Ich werde wütend. Auf all diese Menschen. Mit denen ich noch versuchte, einen gewissen Frieden zu finden, ihnen gerecht zu werden. Was hab ich mich oft verbogen, wie oft hab ich die Klappe gehalten. Und dann denke ich an Dich. Wie ehrlich Du einfach warst. Ich hätte so oft einfach Deinen Weg gehen müssen. Klar und deutlich. Ohne Rücksicht auf Verluste. Das hätte mir so manche Nerven erspart.

Mein kleiner Lehrmeister. So klein und eigentlich so weise. Wie auch Dein kleiner Bruder heute. Auch er ist mit dieser kindlich unverbrauchten Ehrlichkeit ausgestattet. Ich nehme mir immer mehr von dieser Direktheit an. Versuche Situationen, in denen mir etwas behagt, direkt und schnell zu klären.

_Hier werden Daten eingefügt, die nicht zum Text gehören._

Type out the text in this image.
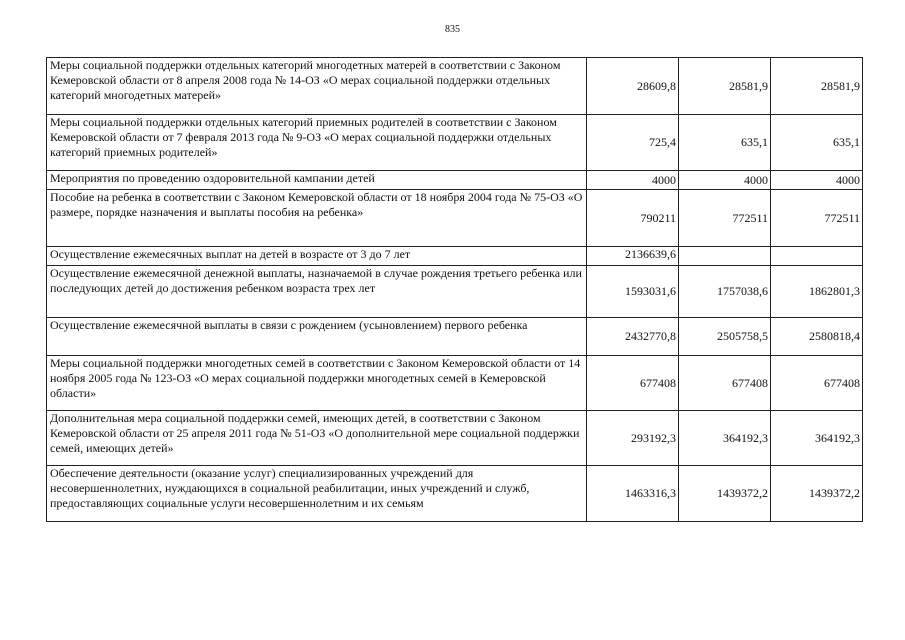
835
Меры социальной поддержки отдельных категорий многодетных матерей в соответствии с Законом Кемеровской области от 8 апреля 2008 года № 14-ОЗ «О мерах социальной поддержки отдельных категорий многодетных матерей»	28609,8	28581,9	28581,9
Меры социальной поддержки отдельных категорий приемных родителей в соответствии с Законом Кемеровской области от 7 февраля 2013 года № 9-ОЗ «О мерах социальной поддержки отдельных категорий приемных родителей»	725,4	635,1	635,1
Мероприятия по проведению оздоровительной кампании детей	4000	4000	4000
Пособие на ребенка в соответствии с Законом Кемеровской области от 18 ноября 2004 года № 75-ОЗ «О размере, порядке назначения и выплаты пособия на ребенка»	790211	772511	772511
Осуществление ежемесячных выплат на детей в возрасте от 3 до 7 лет	2136639,6		
Осуществление ежемесячной денежной выплаты, назначаемой в случае рождения третьего ребенка или последующих детей до достижения ребенком возраста трех лет	1593031,6	1757038,6	1862801,3
Осуществление ежемесячной выплаты в связи с рождением (усыновлением) первого ребенка	2432770,8	2505758,5	2580818,4
Меры социальной поддержки многодетных семей в соответствии с Законом Кемеровской области от 14 ноября 2005 года № 123-ОЗ «О мерах социальной поддержки многодетных семей в Кемеровской области»	677408	677408	677408
Дополнительная мера социальной поддержки семей, имеющих детей, в соответствии с Законом Кемеровской области от 25 апреля 2011 года № 51-ОЗ «О дополнительной мере социальной поддержки семей, имеющих детей»	293192,3	364192,3	364192,3
Обеспечение деятельности (оказание услуг) специализированных учреждений для несовершеннолетних, нуждающихся в социальной реабилитации, иных учреждений и служб, предоставляющих социальные услуги несовершеннолетним и их семьям	1463316,3	1439372,2	1439372,2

Viel offener und direkter zu kommunizieren. Grenzen abzustecken. Rücksichtnahme ist wichtig – keine Frage. Aber nicht bis zum bitteren Ende. So lange habe ich danach gelebt, immer, stets und ständig auf alles und jeden Rücksicht zu nehmen. Habe mich so oft dabei hinten angestellt und sogar fast vergessen. Seitdem ich Dich begleiten durfte, seit nun auch Dein kleiner Bruder auf dieser Welt ist – ja, da schaffe ich es immer immer mehr, auf mich zu achten und mich nicht mehr grenzenlos für alles und jeden zu verdrehen. Ihr, als meine Kinder, habt dabei eine ganz andere Priorität, als die ganzen Erwachsenen um mich herum.

Ich bin froh, dass ich so intensiv an Deiner Seite sein durfte. Dass ich mich so verausgabt habe und über meine Grenzen gegangen bin. Denn die Zeit mit Dir war kostbar, unwiederbringlich. Sie war zu kurz, aber sie war lehrreich. Das Wissen, die Erkenntnisse und vor allem die endlose Liebe aus der Zeit mit Dir – die werde ich wohl für immer weitertragen.